Daniel pushed the disconnect button and set the phone to vibrate. No one except the agency had his number, but he didn't want any surprises. Quickly he removed a bottle of insect spray, stripped to his shorts, and rubbed it over every inch of his skin. He smeared black and green stain over his face and body, and lastly, strapped on his belt, waterproof holster, and sheath knife.
He slipped into the water and swam the twenty yards to the pile of debris. Underneath, just as he'd expected, he found Will's cypress dugout and a paddle. There was an old-fashioned sneak boat hidden in the reeds the next creek over, but it was slower and heavier, made to carry two men and their dogs. What he needed today was something that could float in six inches of water and move through the reeds as quietly as an otter.
Aided by the incoming tide, Daniel pushed his way into a narrow passage and began to paddle. In two minutes
he lost of sight of Will's skiff, and in another three the phragmites closed in over his head, making him so much a natural part of the marsh that the three black ducks flying overhead took no notice of him at all.
Bailey didn't bother to struggle as Grace bound her wrists together and tied them to the post. She'd been bleeding on and off since Grace had shot her in the attic back at the farmhouse, and she knew she had to preserve whatever strength she had left for a fight she could win. She'd lost one shoe somewhere, and she'd already sunk almost to her knees once in the gooey mud.
Grace had tried to force pills into her mouth, but Bailey had spit them back out into the bay. “Suit yourself, Beth,” Grace had said. “I was only trying to spare you the distress of your final minutes.”
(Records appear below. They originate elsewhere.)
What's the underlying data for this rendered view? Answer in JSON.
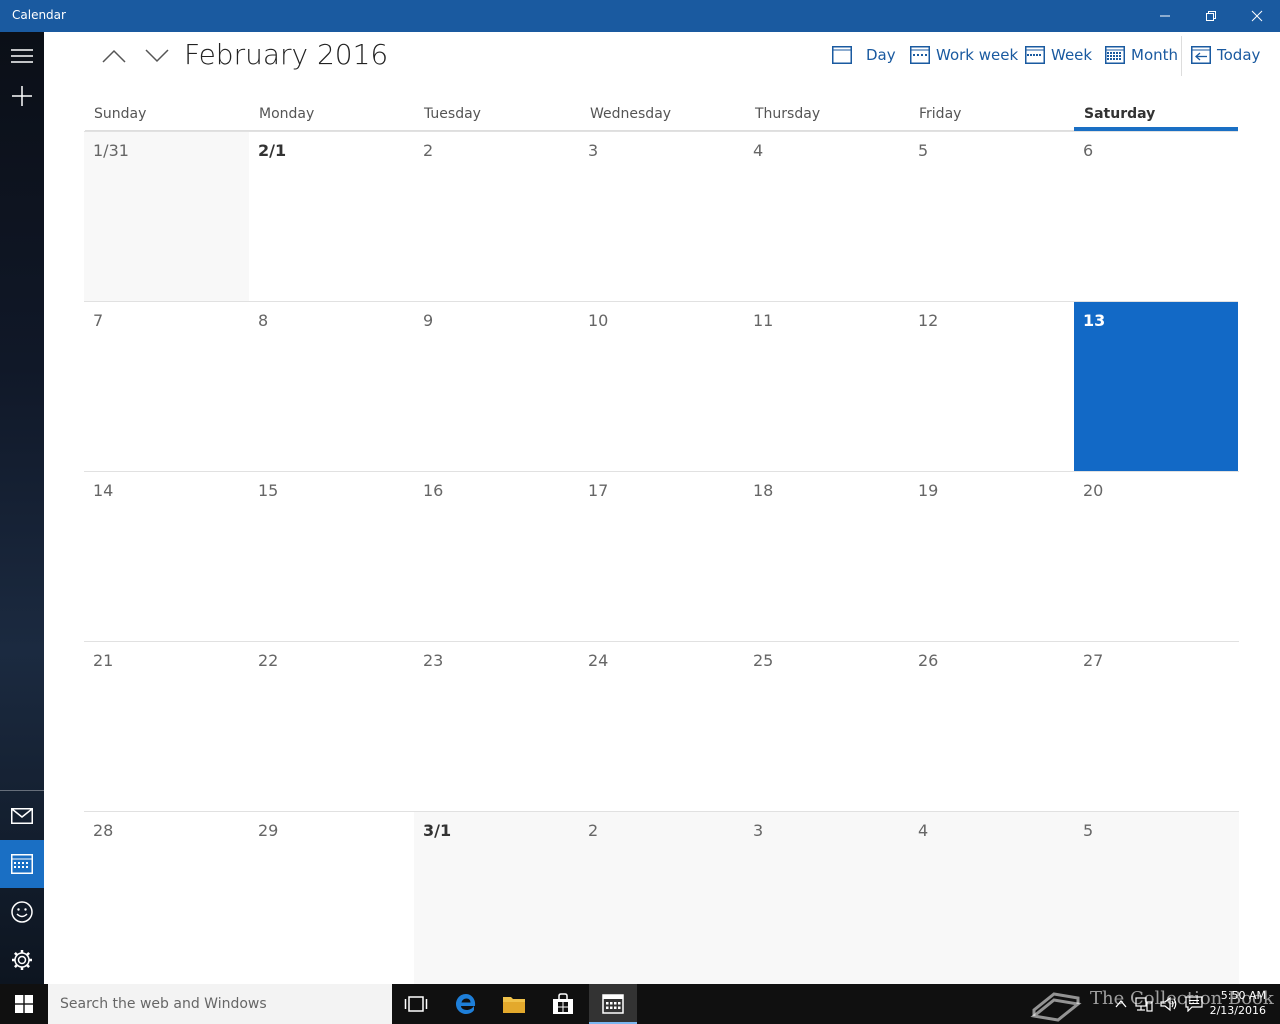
{
  "app": {
    "title": "Calendar"
  },
  "header": {
    "month_label": "February 2016",
    "views": [
      {
        "label": "Day"
      },
      {
        "label": "Work week"
      },
      {
        "label": "Week"
      },
      {
        "label": "Month"
      },
      {
        "label": "Today"
      }
    ]
  },
  "weekdays": [
    "Sunday",
    "Monday",
    "Tuesday",
    "Wednesday",
    "Thursday",
    "Friday",
    "Saturday"
  ],
  "weeks": [
    [
      "1/31",
      "2/1",
      "2",
      "3",
      "4",
      "5",
      "6"
    ],
    [
      "7",
      "8",
      "9",
      "10",
      "11",
      "12",
      "13"
    ],
    [
      "14",
      "15",
      "16",
      "17",
      "18",
      "19",
      "20"
    ],
    [
      "21",
      "22",
      "23",
      "24",
      "25",
      "26",
      "27"
    ],
    [
      "28",
      "29",
      "3/1",
      "2",
      "3",
      "4",
      "5"
    ]
  ],
  "today": "13",
  "taskbar": {
    "search_placeholder": "Search the web and Windows",
    "time": "5:50 AM",
    "date": "2/13/2016",
    "watermark": "The Collection Book"
  },
  "colors": {
    "accent": "#1269c6",
    "titlebar": "#1a5aa0"
  }
}
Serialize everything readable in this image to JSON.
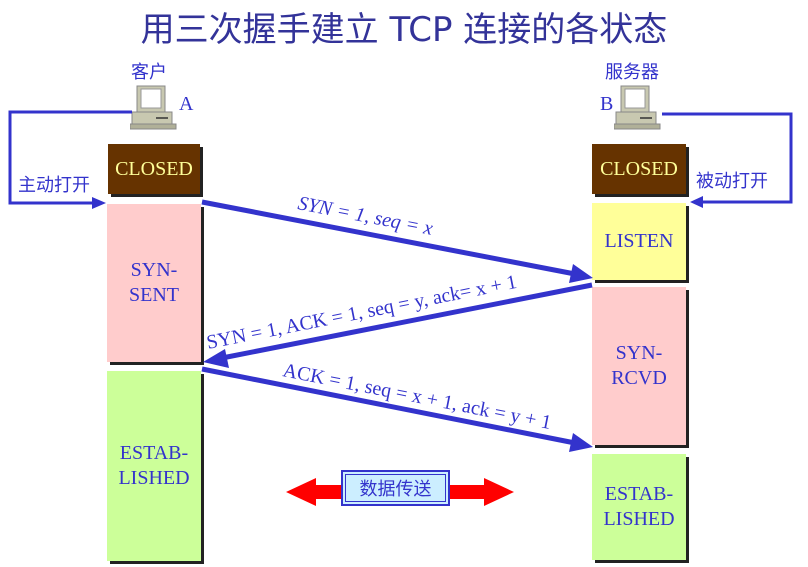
{
  "title": "用三次握手建立 TCP 连接的各状态",
  "client": {
    "role_label": "客户",
    "host_letter": "A",
    "open_label": "主动打开",
    "states": [
      "CLOSED",
      "SYN-\nSENT",
      "ESTAB-\nLISHED"
    ]
  },
  "server": {
    "role_label": "服务器",
    "host_letter": "B",
    "open_label": "被动打开",
    "states": [
      "CLOSED",
      "LISTEN",
      "SYN-\nRCVD",
      "ESTAB-\nLISHED"
    ]
  },
  "messages": [
    {
      "label": "SYN = 1, seq = x",
      "direction": "A→B"
    },
    {
      "label": "SYN = 1, ACK = 1, seq = y, ack= x + 1",
      "direction": "B→A"
    },
    {
      "label": "ACK = 1, seq = x + 1, ack = y + 1",
      "direction": "A→B"
    }
  ],
  "data_transfer": {
    "label": "数据传送"
  },
  "colors": {
    "arrow": "#3333cc",
    "closed_bg": "#663300",
    "closed_text": "#ffff99",
    "syn_bg": "#ffcccc",
    "listen_bg": "#ffff99",
    "established_bg": "#ccff99",
    "data_arrow": "#ff0000",
    "title": "#333399"
  }
}
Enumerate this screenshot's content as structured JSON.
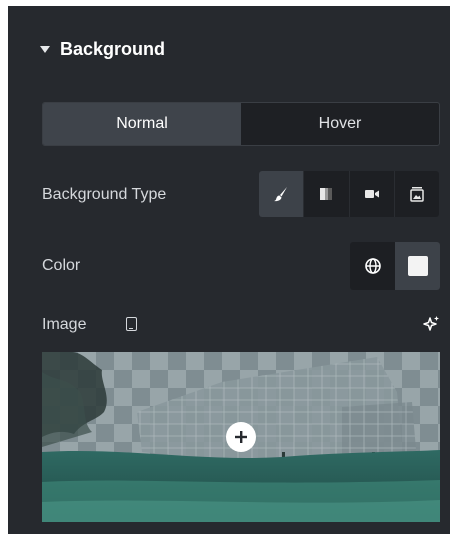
{
  "section": {
    "title": "Background",
    "expand_icon": "caret-down-icon"
  },
  "state_tabs": [
    {
      "label": "Normal",
      "active": true
    },
    {
      "label": "Hover",
      "active": false
    }
  ],
  "background_type": {
    "label": "Background Type",
    "options": [
      {
        "icon": "brush-icon",
        "active": true
      },
      {
        "icon": "gradient-icon",
        "active": false
      },
      {
        "icon": "video-icon",
        "active": false
      },
      {
        "icon": "slideshow-icon",
        "active": false
      }
    ]
  },
  "color": {
    "label": "Color",
    "global_icon": "globe-icon",
    "value": "#f3f3f3"
  },
  "image": {
    "label": "Image",
    "responsive_icon": "tablet-icon",
    "ai_icon": "sparkle-icon",
    "add_icon": "plus-icon"
  },
  "colors": {
    "panel": "#26292e",
    "active_tab": "#3f444b",
    "text": "#d5d8dc"
  }
}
“Why?” Bailey had asked her for tenth time . . . or maybe the twentieth. “What did I ever do to you? What did my mother ever do to you that you hated her so?”
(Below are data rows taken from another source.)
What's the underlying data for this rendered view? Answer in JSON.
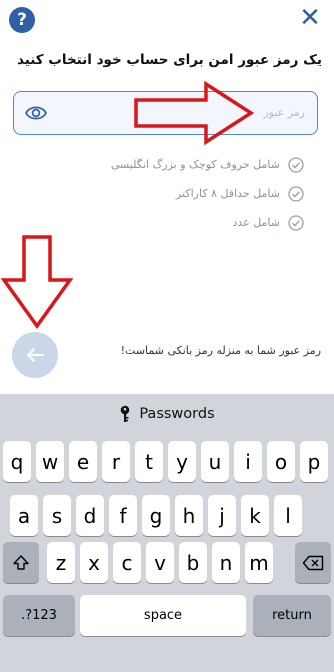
{
  "header": {
    "help_label": "?",
    "close_label": "✕"
  },
  "title": "یک رمز عبور امن برای حساب خود انتخاب کنید",
  "password_field": {
    "placeholder": "رمز عبور",
    "value": ""
  },
  "rules": [
    "شامل حروف کوچک و بزرگ انگلیسی",
    "شامل حداقل ۸ کاراکتر",
    "شامل عدد"
  ],
  "hint": "رمز عبور شما به منزله رمز بانکی شماست!",
  "colors": {
    "accent": "#2f5fa4",
    "field_border": "#4f86d6",
    "annotation_arrow": "#d9161a",
    "back_button": "#c9d7e8"
  },
  "keyboard": {
    "suggestion": "Passwords",
    "row1": [
      "q",
      "w",
      "e",
      "r",
      "t",
      "y",
      "u",
      "i",
      "o",
      "p"
    ],
    "row2": [
      "a",
      "s",
      "d",
      "f",
      "g",
      "h",
      "j",
      "k",
      "l"
    ],
    "row3": [
      "z",
      "x",
      "c",
      "v",
      "b",
      "n",
      "m"
    ],
    "numbers_label": ".?123",
    "space_label": "space",
    "return_label": "return"
  }
}
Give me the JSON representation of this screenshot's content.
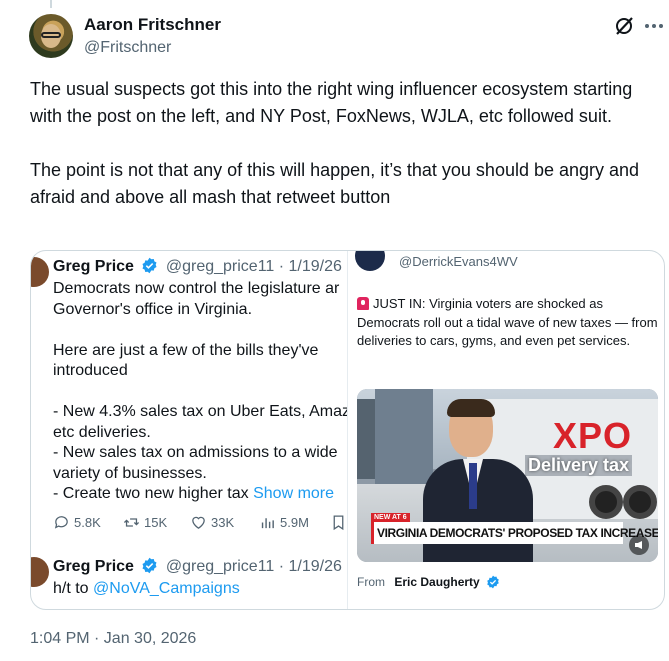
{
  "author": {
    "name": "Aaron Fritschner",
    "handle": "@Fritschner"
  },
  "tweet": {
    "paragraph1": "The usual suspects got this into the right wing influencer ecosystem starting with the post on the left, and NY Post, FoxNews, WJLA, etc followed suit.",
    "paragraph2": "The point is not that any of this will happen, it’s that you should be angry and afraid and above all mash that retweet button",
    "timestamp": "1:04 PM · Jan 30, 2026"
  },
  "left_post": {
    "name": "Greg Price",
    "handle_date": "@greg_price11 · 1/19/26",
    "lines": [
      "Democrats now control the legislature ar",
      "Governor's office in Virginia.",
      "",
      "Here are just a few of the bills they've",
      "introduced",
      "",
      "- New 4.3% sales tax on Uber Eats, Amaz",
      "etc deliveries.",
      "- New sales tax on admissions to a wide",
      "variety of businesses."
    ],
    "last_line": "- Create two new higher tax ",
    "show_more": "Show more",
    "stats": {
      "replies": "5.8K",
      "reposts": "15K",
      "likes": "33K",
      "views": "5.9M"
    },
    "reply_name": "Greg Price",
    "reply_handle_date": "@greg_price11 · 1/19/26",
    "reply_prefix": "h/t to ",
    "reply_mention": "@NoVA_Campaigns"
  },
  "right_post": {
    "handle": "@DerrickEvans4WV",
    "text": "JUST IN: Virginia voters are shocked as Democrats roll out a tidal wave of new taxes — from deliveries to cars, gyms, and even pet services.",
    "video": {
      "truck_logo": "XPO",
      "truck_text": "Delivery tax",
      "badge": "NEW AT 6",
      "lower_third": "VIRGINIA DEMOCRATS' PROPOSED TAX INCREASES"
    },
    "from_label": "From",
    "from_name": "Eric Daugherty"
  },
  "colors": {
    "accent": "#1d9bf0",
    "secondary_text": "#536471",
    "border": "#cfd9de"
  }
}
Grace gave the knot a solid tug and backed away. The black water came up to her waist and tugged at her clothing, but she didn't seem to notice. “How many times do I have to tell you?” she replied patiently. “You tried to steal everything that was mine. You took my life and tried to make it your own. People called me the town whore, when it should have been the other way around. I was the good girl. I was the one who could be the wife and helpmate Matthew needed, not you. You would have dragged him down to your own level.”
“I'm not who you think I am,” Bailey said, trying not to think of how fast the water seemed to be rising around the rotting dock. “I'm not Beth. She's dead and buried. She can't hurt you. You have Matthew.”
Grace waded back toward the muddy shore and up
onto the sand. Behind her the door to a square log structure stood open. The rifle Grace had used to shoot both her and Will leaned against the door frame. “You should have died in that cemetery, both of you,” Grace said. “I don't like this. I don't enjoy seeing people in pain. I'm not a monster, but I won't stand by and see what's mine be stolen.” She slipped her bare feet into her Nikes and tied them.
Insects buzzed around Bailey's head. Something bit her in the center of the forehead. “I don't understand,” Bailey said. “I don't hate you. I don't even know you, but I think you have a real faith in God. Is this what He would want you to do?”
“God helps those who help themselves,” Grace intoned. “They thought I was ignorant, too stupid to do anything but work in a crab-picking plant or wait tables in a bar. But I showed them, and I showed Joe Marshall. I picked him as clean as a steamed blue claw at a Sunday picnic.”
Something buzzed around Bailey's right ear. She fought panic and the weariness that made her want to give up. There had to be a way to reach Grace, to convince her that she didn't really want to do this. “If you'll let me go, I'll leave Tawes for good,” she lied. “I'll never tell a soul what happened.”
Grace laughed. “I guess you won't, at the rate the tide is coming in. You should have gotten in that trunk when I told you to, girl. If you're so religious, you'd already be knocking at those pearly gates. The smoke would have killed you long before the flames reached you. It would have been painless.”
“Would it?”
“So I've read. I don't know for sure. But drowning probably isn't much worse. They say you should just
breathe in the water. Don't fight it. Just let it fill your lungs. You'll go fast.”